Given the potential for significant impact of changes to the crawler configuration on test results, we have also provided the configuration of each scanner to ensure the accuracy of the results.
Burpsuite: In BurpSuite, we have both crawl and audit enabled for scanning, and the scanning configuration uses Balanced.
Hoyen: The following command was used to run Hoyen:
python3 hoyen.py -u [url]
w3af: In w3af, we enabled all the plugins related to XSS and used web_spider as the crawler.
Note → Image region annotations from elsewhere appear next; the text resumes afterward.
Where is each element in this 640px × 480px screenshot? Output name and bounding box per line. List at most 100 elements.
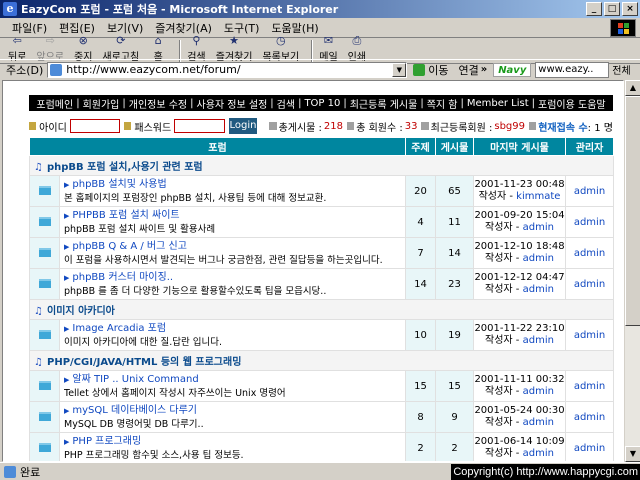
author-label: 작성자 - xyxy=(485,386,523,397)
moderator-link[interactable]: admin xyxy=(565,268,614,300)
nav-search[interactable]: 검색 xyxy=(277,96,295,111)
windows-flag-icon xyxy=(610,19,636,37)
address-input[interactable]: http://www.eazycom.net/forum/ ▼ xyxy=(47,61,408,78)
forum-description: phpBB 포럼 설치 싸이트 및 활용사례 xyxy=(64,223,216,235)
mail-icon: ✉ xyxy=(323,34,334,47)
col-last-post: 마지막 게시물 xyxy=(473,137,566,156)
forum-row: ▶ Image Arcadia 포럼 이미지 아카디아에 대한 질.답란 입니다. … xyxy=(29,319,614,351)
nav-user-settings[interactable]: 사용자 정보 설정 xyxy=(197,96,268,111)
close-button[interactable]: × xyxy=(622,2,638,16)
id-label: 아이디 xyxy=(39,122,67,134)
folder-icon xyxy=(38,443,51,452)
arrow-bullet-icon xyxy=(124,122,132,130)
forum-title[interactable]: mySQL 데이타베이스 다루기 xyxy=(72,405,197,416)
category-row: ♫ phpBB 포럼 설치,사용기 관련 포럼 xyxy=(29,155,614,176)
last-post-author[interactable]: admin xyxy=(523,448,554,459)
links-chevron-icon[interactable]: » xyxy=(481,64,487,75)
last-post-author[interactable]: admin xyxy=(523,284,554,295)
go-button[interactable]: 이동 xyxy=(413,62,449,78)
author-label: 작성자 - xyxy=(478,191,517,202)
forum-content: 포럼메인 | 회원가입 | 개인정보 수정 | 사용자 정보 설정 | 검색 | TOP … xyxy=(29,95,614,461)
folder-icon xyxy=(38,381,51,390)
nav-recent-posts[interactable]: 최근등록 게시물 xyxy=(350,96,418,111)
nav-edit-profile[interactable]: 개인정보 수정 xyxy=(129,96,187,111)
forum-title[interactable]: PHPBB 포럼 설치 싸이트 xyxy=(72,210,179,221)
scroll-up-icon[interactable]: ▲ xyxy=(625,80,640,96)
password-input[interactable] xyxy=(174,119,225,133)
forum-title[interactable]: phpBB 설치및 사용법 xyxy=(72,179,166,190)
posts-count: 65 xyxy=(435,175,474,207)
home-icon: ⌂ xyxy=(154,34,162,47)
minimize-button[interactable]: _ xyxy=(586,2,602,16)
nav-forum-main[interactable]: 포럼메인 xyxy=(36,96,73,111)
last-post-date: 2001-11-23 00:48 xyxy=(474,179,565,190)
nav-top10[interactable]: TOP 10 xyxy=(304,98,340,109)
moderator-link[interactable]: admin xyxy=(565,175,614,207)
moderator-link[interactable]: admin xyxy=(565,401,614,433)
moderator-link[interactable]: admin xyxy=(565,432,614,461)
forum-title[interactable]: phpBB Q & A / 버그 신고 xyxy=(72,241,187,252)
forum-title[interactable]: PHP 프로그래밍 xyxy=(72,436,141,447)
vertical-scrollbar[interactable]: ▲ ▼ xyxy=(624,80,640,462)
forum-row: ▶ 알짜 TIP .. Unix Command Tellet 상에서 홈페이지 작… xyxy=(29,370,614,402)
online-count-link[interactable]: 현재접속 수 xyxy=(538,119,587,134)
last-post-author[interactable]: admin xyxy=(523,417,554,428)
nav-messages[interactable]: 쪽지 함 xyxy=(427,96,458,111)
nav-member-list[interactable]: Member List xyxy=(467,98,529,109)
author-label: 작성자 - xyxy=(485,284,523,295)
login-button[interactable]: Login xyxy=(228,118,258,134)
forum-title[interactable]: 알짜 TIP .. Unix Command xyxy=(72,374,198,385)
scroll-thumb[interactable] xyxy=(625,96,640,326)
arrow-bullet-icon xyxy=(29,122,37,130)
last-post-author[interactable]: admin xyxy=(523,222,554,233)
scroll-down-icon[interactable]: ▼ xyxy=(625,446,640,462)
last-post-date: 2001-09-20 15:04 xyxy=(474,210,565,221)
maximize-button[interactable]: □ xyxy=(604,2,620,16)
moderator-link[interactable]: admin xyxy=(565,237,614,269)
total-posts-value: 218 xyxy=(323,120,344,132)
chevron-down-icon[interactable]: ▼ xyxy=(392,62,407,77)
topics-count: 8 xyxy=(405,401,436,433)
forum-title[interactable]: phpBB 커스터 마이징.. xyxy=(72,272,173,283)
topics-count: 2 xyxy=(405,432,436,461)
moderator-link[interactable]: admin xyxy=(565,206,614,238)
moderator-link[interactable]: admin xyxy=(565,319,614,351)
recent-member-label: 최근등록회원 : xyxy=(430,122,493,134)
forum-title[interactable]: Image Arcadia 포럼 xyxy=(72,323,166,334)
moderator-link[interactable]: admin xyxy=(565,370,614,402)
category-title[interactable]: PHP/CGI/JAVA/HTML 등의 웹 프로그래밍 xyxy=(47,357,241,368)
folder-icon xyxy=(38,248,51,257)
forum-description: PHP 프로그래밍 함수및 소스,사용 팁 정보등. xyxy=(64,449,244,461)
posts-count: 2 xyxy=(435,432,474,461)
last-post-date: 2001-11-22 23:10 xyxy=(474,323,565,334)
password-label: 패스워드 xyxy=(134,122,172,134)
last-post-author[interactable]: admin xyxy=(523,253,554,264)
forum-navbar: 포럼메인 | 회원가입 | 개인정보 수정 | 사용자 정보 설정 | 검색 | TOP … xyxy=(29,95,613,111)
id-input[interactable] xyxy=(69,119,121,133)
status-text: 완료 xyxy=(20,465,41,479)
forum-description: 이미지 아카디아에 대한 질.답란 입니다. xyxy=(64,336,222,348)
links-button[interactable]: 연결 xyxy=(459,62,479,78)
forum-row: ▶ mySQL 데이타베이스 다루기 MySQL DB 명령어및 DB 다루기.. … xyxy=(29,401,614,433)
stats-grid-icon xyxy=(269,122,277,130)
nav-help[interactable]: 포럼이용 도움말 xyxy=(538,96,606,111)
naver-search-button[interactable]: 전체 xyxy=(612,62,630,77)
last-post-author[interactable]: admin xyxy=(523,335,554,346)
naver-search-input[interactable]: www.eazy.. xyxy=(535,61,610,78)
last-post-author[interactable]: kimmate xyxy=(516,191,560,202)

WebExplor: In WebExplor, we changed the URL address in top_sites and ran runWild.sh in shell to start testing.
Xray: Before running Xray it need to run Rad first. Rad acts as a crawler that collects web application data and sends it to Xray by proxy. their commands are as follows:
rad -t [URL] -http-proxy 127.0.0.1:17777
xray webscan --listen 127.0.0.1:17777 --html-output result.html
ZAP: In ZAP, we used the automated scan with both traditional spider and ajax spider.